Osmanlı Devleti'nin Londra Büyükelçisi Tevfik Paşa da İngiltere Dışişleri Bakanlığı'na bir nota verdi. Osmanlı Devleti, İngiliz tasarısını toptan ve önceden reddediyordu. Çanakkale Boğazı'na ve Anadolu kıyılarına yakın adaların Yunanistan'a verilmesini kabul etmeyecek ve bu adaları geri almak için bütün gücünü ortaya koyacaktı.
Londra Büyükelçisi Tevfik Paşa'nın yanısıra, Berlin, Paris, Roma, Viyana ve Petersburg'daki Osmanlı büyükelçileri de üstüste girişimlerde bulunarak büyük devletlerin İngiliz önerileri yönünde karar vermelerini önlemeye çalıştılar, ama bu girişimler etkisiz kaldı. Almanya, Avrupa devletleri arasında ikilik oluşturmamak için İngiliz planına karşı çıkmayacağını bildirdi. Avusturya ile İtalya da, müttefikleri olan Almanya'dan ayrılmak istemiyorlardı. Fransa ise zaten İngiliz planını önceden kabul etmişti. İngiliz planına karşı biraz da olsa Rusya direndi. Rusya, Çanakkale Boğazı önündeki Gökçeada ve Bozcaada'dan başka Limni ve Semadirek adalarının da Türkiye'ye bırakılması gerektiği görüşündeydi. Ancak İngiltere karşısında Rusya da geriledi.
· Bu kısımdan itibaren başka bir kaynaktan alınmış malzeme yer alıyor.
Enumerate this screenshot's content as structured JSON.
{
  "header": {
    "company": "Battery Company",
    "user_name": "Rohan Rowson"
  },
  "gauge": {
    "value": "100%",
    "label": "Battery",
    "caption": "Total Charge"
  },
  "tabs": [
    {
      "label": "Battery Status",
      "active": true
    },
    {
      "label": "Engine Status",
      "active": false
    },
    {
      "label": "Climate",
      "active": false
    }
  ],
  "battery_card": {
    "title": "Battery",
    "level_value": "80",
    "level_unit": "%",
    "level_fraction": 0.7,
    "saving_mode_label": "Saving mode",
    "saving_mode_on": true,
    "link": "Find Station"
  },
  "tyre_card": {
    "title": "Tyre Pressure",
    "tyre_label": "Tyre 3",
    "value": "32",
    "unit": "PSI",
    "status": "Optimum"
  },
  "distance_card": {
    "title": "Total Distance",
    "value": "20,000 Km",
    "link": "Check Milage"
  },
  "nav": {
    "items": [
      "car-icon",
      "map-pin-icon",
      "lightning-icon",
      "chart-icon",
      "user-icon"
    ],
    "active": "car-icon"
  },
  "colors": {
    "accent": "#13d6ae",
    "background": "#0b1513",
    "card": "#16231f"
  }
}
Sağlanan görüş birliği üzerine, 14 Şubat 1914 günü altı büyük devletin Ege adaları konusundaki ortak kararları bir nota ile Babıâli'ye bildirildi. Gökçeada, Bozcaada ve Meis Osmanlı Devleti'ne bırakılıyor, Yunan işgalindeki öteki adalar ise Yunanistan'a veriliyordu. Yunanistan bu adaları silahlandırmayacak, tahkim etmeyecek, askerî amaçlarla kullanmayacaktı. Adalar ile Anadolu arasında kaçakçılığı önlemek için de etkin tedbirler alacaktı[16].
Büyük devletler, aynı nitelikte bir notayı 13 Şubat 1914'de Atina'ya verdiler. Nota ile Ege adalarının Yunanistan'a verildiğini, ancak Yunanistan'ın da Güney Arnavutluk'tan çekilmesi gerektiğini bildirdiler.
Babıâli, bunun üzerine 15 Şubat 1914 tarihinde büyük devletlere bir nota göndererek, bu karara itiraz etti. Fakat onlardan olumlu bir cevap alamadı. Bundan sonra meseleye diplomatik yollarla çözüm aramaya girişti. Ancak bu alanda da bir sonuca ulaşamadan Birinci Dünya Savaşı başladı. Böylece Ege adaları İtalya ve Yunanistan'ın elinde kaldı[17].